The 2014 DEfR notes that ADB’s developing member countries continue to make headway in some non-income Millennium Development Goals such as access to clean water and the number of girls in school, as well as an overall reduction in carbon intensity. At the same time, many hundreds of millions of people still lack sanitation services and electricity, and the pace of cutting child malnutrition rates has been slow.

ADB operations completed in 2014 resulted in the installation of nearly 5 gigawatts of additional power generation capacity; around 735,000 households got access to clean water; sanitation upgrades were completed in over half a million households; over 12 million students benefited from new or improved classrooms and other facilities; and more than 830,000 people—mostly women—benefited from ADB-supported microfinance loans.

The review said the percentage of operational outcomes achieved in 2014 rose above 80% for the first time, while almost 90% of successfully completed operations delivered results on budget. The success rate for completed sovereign projects, the vast bulk of ADB’s operations, also rose to 73% over the assessment period from 69% previously.

ADB mobilized $9.2 billion in cofinance, an annual record, and it supported 16 public-private partnership transaction agreements, quadruple the 2013 number. The Office of Public-Private Partnership, which opened in September 2014, is now spearheading ADB involvement in these partnerships by providing advisory services, supporting projects, and building the capacity of member countries to attract and handle transactions.

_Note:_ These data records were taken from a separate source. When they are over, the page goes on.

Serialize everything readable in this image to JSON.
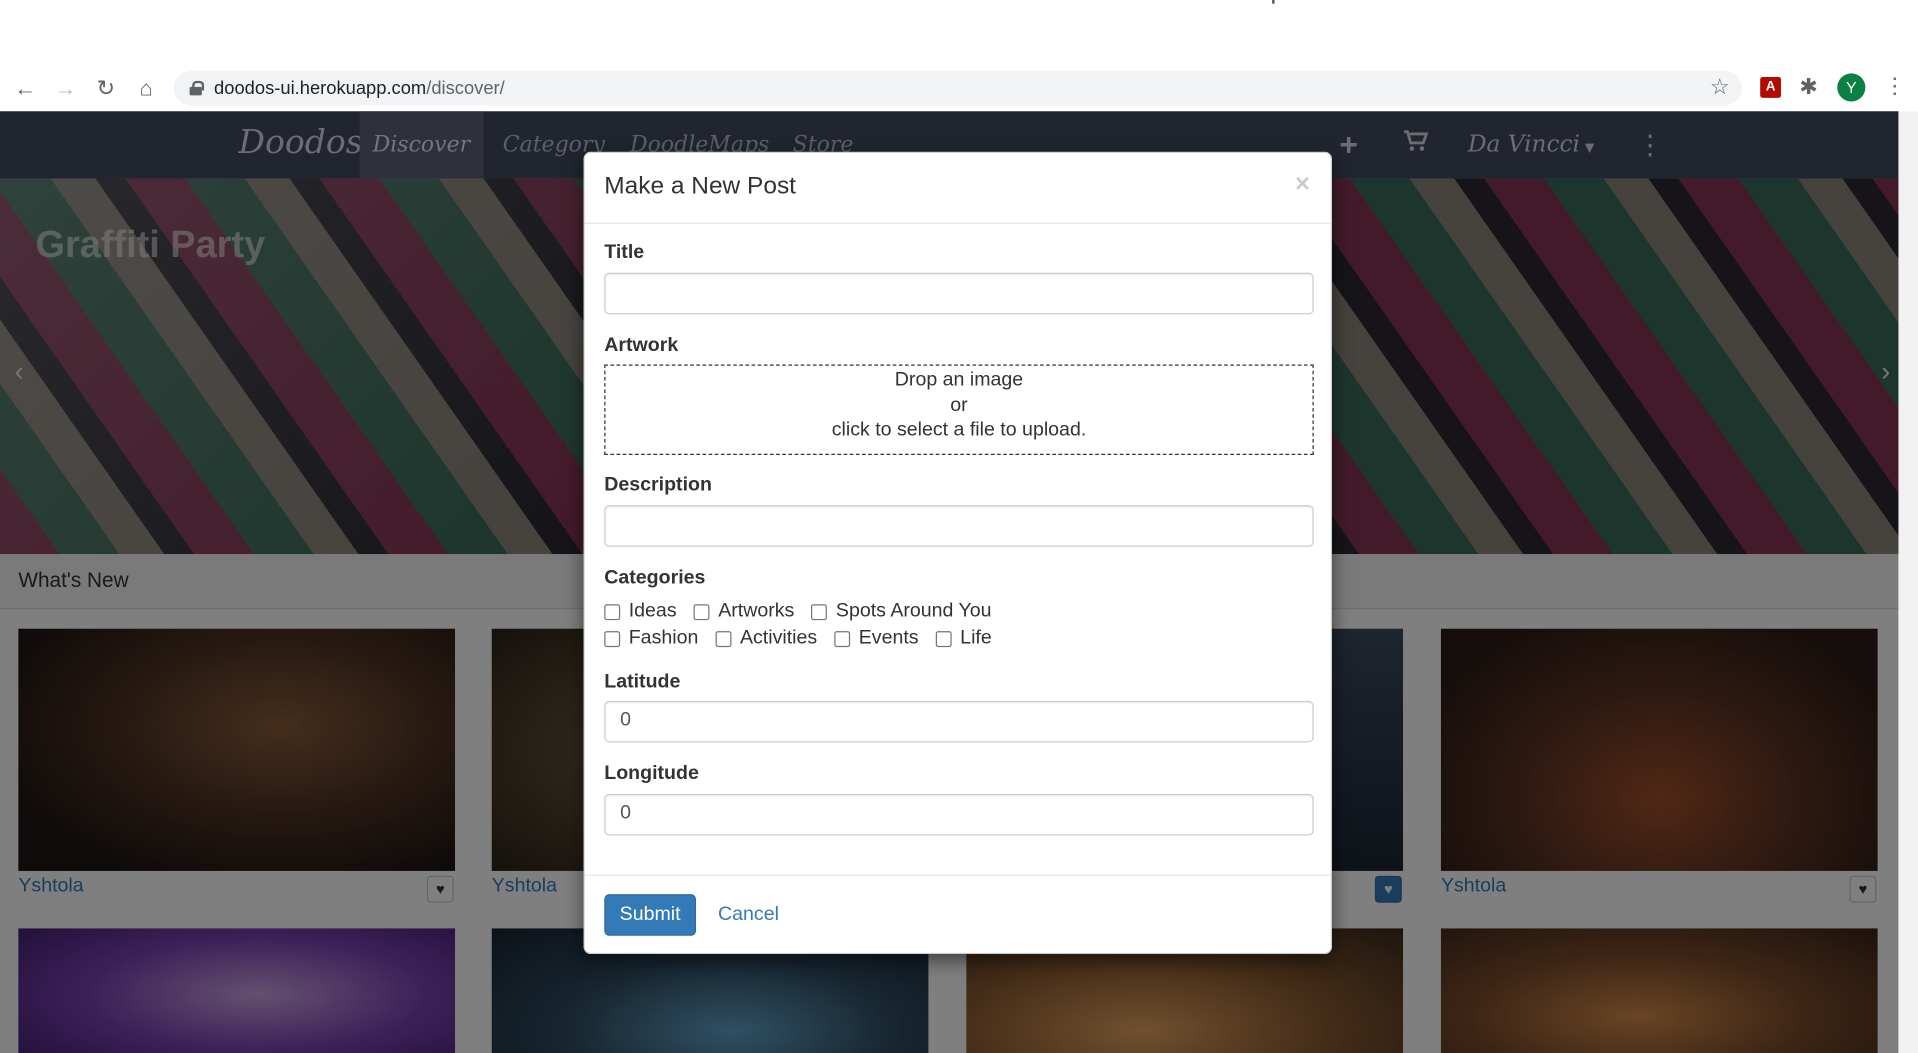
{
  "browser": {
    "url_host": "doodos-ui.herokuapp.com",
    "url_path": "/discover/",
    "avatar_letter": "Y",
    "pdf_ext_letter": "A",
    "icons": [
      "back-icon",
      "forward-icon",
      "reload-icon",
      "home-icon",
      "lock-icon",
      "bookmark-star-icon",
      "pdf-extension-icon",
      "extensions-puzzle-icon",
      "chrome-menu-icon"
    ]
  },
  "nav": {
    "brand": "Doodos",
    "links": [
      "Discover",
      "Category",
      "DoodleMaps",
      "Store"
    ],
    "active": "Discover",
    "user": "Da Vincci"
  },
  "hero": {
    "title": "Graffiti Party"
  },
  "feed": {
    "heading": "What's New",
    "tiles": [
      {
        "author": "Yshtola",
        "liked": false
      },
      {
        "author": "Yshtola",
        "liked": false
      },
      {
        "author": "",
        "liked": true
      },
      {
        "author": "Yshtola",
        "liked": false
      }
    ]
  },
  "modal": {
    "title": "Make a New Post",
    "close": "×",
    "title_label": "Title",
    "title_value": "",
    "artwork_label": "Artwork",
    "dropzone_line1": "Drop an image",
    "dropzone_line2": "or",
    "dropzone_line3": "click to select a file to upload.",
    "description_label": "Description",
    "description_value": "",
    "categories_label": "Categories",
    "categories_row1": [
      "Ideas",
      "Artworks",
      "Spots Around You"
    ],
    "categories_row2": [
      "Fashion",
      "Activities",
      "Events",
      "Life"
    ],
    "latitude_label": "Latitude",
    "latitude_value": "0",
    "longitude_label": "Longitude",
    "longitude_value": "0",
    "submit": "Submit",
    "cancel": "Cancel"
  },
  "colors": {
    "navbar": "#434a5f",
    "primary": "#337ab7"
  }
}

The report noted that while operational success rates improved overall in 2014, there are still some projects and programs rated less than successful, with concerns over design, readiness, procurement and sustainability.

ADB is already responding to these challenges through the Strategy 2020 midterm review action plan, which outlines steps to further streamline business processes, including developing an end-to-end electronic project monitoring system. It is also increasing staff capacity on project design and implementation, and boosting support for the health sector and other activities which will strengthen social protection and inclusion.

To complement the DEfR report which focuses on project results, the 2014 edition of the Together We Deliver report was also launched today to highlight successful projects that demonstrated development impacts, best practice, and innovation. Together We Deliver provides life-changing stories of real life people brought about by ADB-supported projects.

 ADB, based in Manila, is dedicated to reducing poverty in Asia and the Pacific through inclusive economic growth, environmentally sustainable growth, and regional integration. Established in 1966, it is owned by 67 members – 48 from the region. In 2014, ADB assistance totaled $22.9 billion, including cofinancing of $9.2 billion.